BOOK REVIEW: The Winner’s Kiss by Marie Rutkoski
BOOK REVIEW: The Winner’s Kiss by Marie Rutkoski.
Bloomsbury Childrens
March 2016
Paperback, £7.99 GBP
Reviewed by Aly Locatelli
8/10
The man wrote his message.
Are you really a boy, like Xash says? the god asked Arin. You’ve been mine for twenty years. I raised you.
The Valorian signed the scrap of paper.
Cared for you.
The message was rolled, sealed, and pushed into a tiny leather tube.
Watched over you when you thought you were alone.
The captain tied the tube to a hawk’s leg. The bird was too large to be a kestrel. It didn’t have a kestrel’s markings. It cocked its head, turning its glass-bead eyes on Arin.
No, not a boy. A man made in my image . . . one who knows he can’t afford to be seen as weak.
The hawk launched into the sky.
You’re mine, Arin. You know what you must do.
Arin cut the Valorian’s throat.
This reader has been on the fence about Marie Rutkoski’s breathtaking trilogy since the first book came out. Although the plots and storylines are fast paced, I always found myself both loving and hating the characters. Arin, a slave bought into Kestrel’s household by Kestrel herself, is a rebel in every sense of the word who will not submit to his ‘owners’ and won’t do what he is told, thus putting himself and the people he loves in danger every day. Kestrel is very much the same — too stubborn, and a character that came across as spoilt in the first two books, who liked to throw tantrums and get her way. However, both characters are mightily intelligent, and this reader’s curiosity meant being drawn to the series over and over again.
And I’m glad I returned for the final instalment, because it blew. My. Mind. Unlike The Winner’s Curse or The Winner’s Crime, the bloodthirsty stories aren’t steeped in romance and cheesy emotions that dampened the otherwise blackened atmosphere. The Winner’s Kiss is, in fact, really dark, and exquisitely so. It picks up a few months after the second book. Kestrel is a prisoner in the mines, drugged three times a day and worked to exhaustion. No one cares if she’s the daughter of the general, the emperor’s closest friends. No one cares that she’s Kestrel, the Crown Prince’s betrothed. All they care about is that she betrayed her country, and is now paying the price for it.

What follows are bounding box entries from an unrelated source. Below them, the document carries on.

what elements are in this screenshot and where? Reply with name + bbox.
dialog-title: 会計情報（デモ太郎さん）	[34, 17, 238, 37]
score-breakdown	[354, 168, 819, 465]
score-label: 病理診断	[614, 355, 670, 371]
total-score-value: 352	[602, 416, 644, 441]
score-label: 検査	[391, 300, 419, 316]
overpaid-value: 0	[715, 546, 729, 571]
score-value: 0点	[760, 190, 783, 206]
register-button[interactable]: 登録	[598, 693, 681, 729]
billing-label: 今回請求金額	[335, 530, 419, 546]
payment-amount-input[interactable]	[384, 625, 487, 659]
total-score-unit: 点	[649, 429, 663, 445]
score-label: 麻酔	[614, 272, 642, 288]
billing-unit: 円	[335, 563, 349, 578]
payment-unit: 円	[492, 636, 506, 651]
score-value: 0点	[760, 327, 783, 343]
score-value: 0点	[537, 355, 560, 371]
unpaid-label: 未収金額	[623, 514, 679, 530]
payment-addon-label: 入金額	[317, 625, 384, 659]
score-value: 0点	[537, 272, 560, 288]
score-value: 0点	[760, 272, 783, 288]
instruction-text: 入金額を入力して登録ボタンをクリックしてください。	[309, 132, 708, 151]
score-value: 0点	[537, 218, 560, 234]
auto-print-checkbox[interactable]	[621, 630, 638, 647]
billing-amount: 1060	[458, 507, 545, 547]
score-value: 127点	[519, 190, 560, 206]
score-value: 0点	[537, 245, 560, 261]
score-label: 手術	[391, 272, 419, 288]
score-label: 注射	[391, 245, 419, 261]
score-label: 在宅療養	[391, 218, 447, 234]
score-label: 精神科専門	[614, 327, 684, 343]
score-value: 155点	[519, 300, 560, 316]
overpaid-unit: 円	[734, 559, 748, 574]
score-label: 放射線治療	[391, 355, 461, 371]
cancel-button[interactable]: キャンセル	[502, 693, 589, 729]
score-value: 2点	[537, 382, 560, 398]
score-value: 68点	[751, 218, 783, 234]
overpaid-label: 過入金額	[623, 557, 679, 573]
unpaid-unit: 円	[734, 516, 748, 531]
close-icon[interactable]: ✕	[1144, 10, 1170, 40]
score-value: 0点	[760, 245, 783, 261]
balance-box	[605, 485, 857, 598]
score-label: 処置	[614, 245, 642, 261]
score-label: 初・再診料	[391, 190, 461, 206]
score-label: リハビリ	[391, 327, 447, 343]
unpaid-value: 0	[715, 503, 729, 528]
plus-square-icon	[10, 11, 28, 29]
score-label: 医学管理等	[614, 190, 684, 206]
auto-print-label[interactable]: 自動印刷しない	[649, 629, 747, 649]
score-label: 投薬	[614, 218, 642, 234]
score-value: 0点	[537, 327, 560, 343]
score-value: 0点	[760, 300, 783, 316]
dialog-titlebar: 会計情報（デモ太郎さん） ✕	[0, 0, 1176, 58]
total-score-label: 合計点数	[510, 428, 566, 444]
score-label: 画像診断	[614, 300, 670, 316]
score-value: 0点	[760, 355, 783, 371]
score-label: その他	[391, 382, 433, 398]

She remembered her letter confessing every thing to Arin. I am the Moth. I am your country’s spy, she’d written. I have wanted to tell you this for so long. She’d scrawled the emperor’s secret plans. It didn’t matter that this was treason. It didn’t matter that she was supposed to marry the emperor’s son on First-summer’s day, or that her father was the emperor’s most trusted friend. Kestrel ignored that she’d been born Valorian. She’d written what she felt. I love you. I miss you. I would do anything for you.
Meanwhile, Arin is building an army of his own, intent on freeing his people from the clutches of the Valorians.
He told himself a story. Not at first. At first, there wasn’t time for thoughts that came in the shape of words. His head was blessedly empty of stories then. War was coming. It was upon him. Arin had been born in the year of the god of death, and he was finally glad of it. He surrendered himself to his god, who smiled and came close. Stories will get you killed, he murmured in Arin’s ear. Now, you just listen. Listen to me.
He doesn’t know about Kestrel’s fate, or that she is imprisoned. All he knows is that Kestrel had betrayed him, and he had to do this on his own. Well, with the help of Roshar, a prince and the other half to Arin’s paper-thin alliance. Together, they plan to bring Valoria to its knees, to murder the emperor, to bring justice for their people.
Arin imagined how, if he could, he would kneel before the boy he had been. He’d cradle himself to his chest, let the child bury his wet face against his shoulder. Shh, Arin would tell him. You will be lonely, but you’ ll become strong. One day, you will have your revenge.
I found myself warming up to Arin. As a slave, his constant disobedience and disrespect angered me because of the lives he put at risk on a nearly daily basis. As a leader, though, Arin is impeccable: stubborn and brave and incredibly clever. His character growth in this final instalment is beautiful.
The Winner’s Kiss is heartbreaking. Characters that are strong and untouchable are brought to their knees; they suffer, they lose, some die. It’s a true tale of war, revenge and love, of losing yourself and becoming a beast in the eyes of revenge, of losing hope and finding it again, of doing whatever you can to save the ones you love. Marie Rutkoski penned a beautiful finale, incredibly perfect in its telling, when finales are so difficult to get right because of the high expectations from not only readers but also the author themselves.
But nothing is ever simple between the gods, and the stories of the gods of war and games were many…
The Winner’s Kiss by Marie Rutkoski is the third and final instalment in The Winner’s trilogy.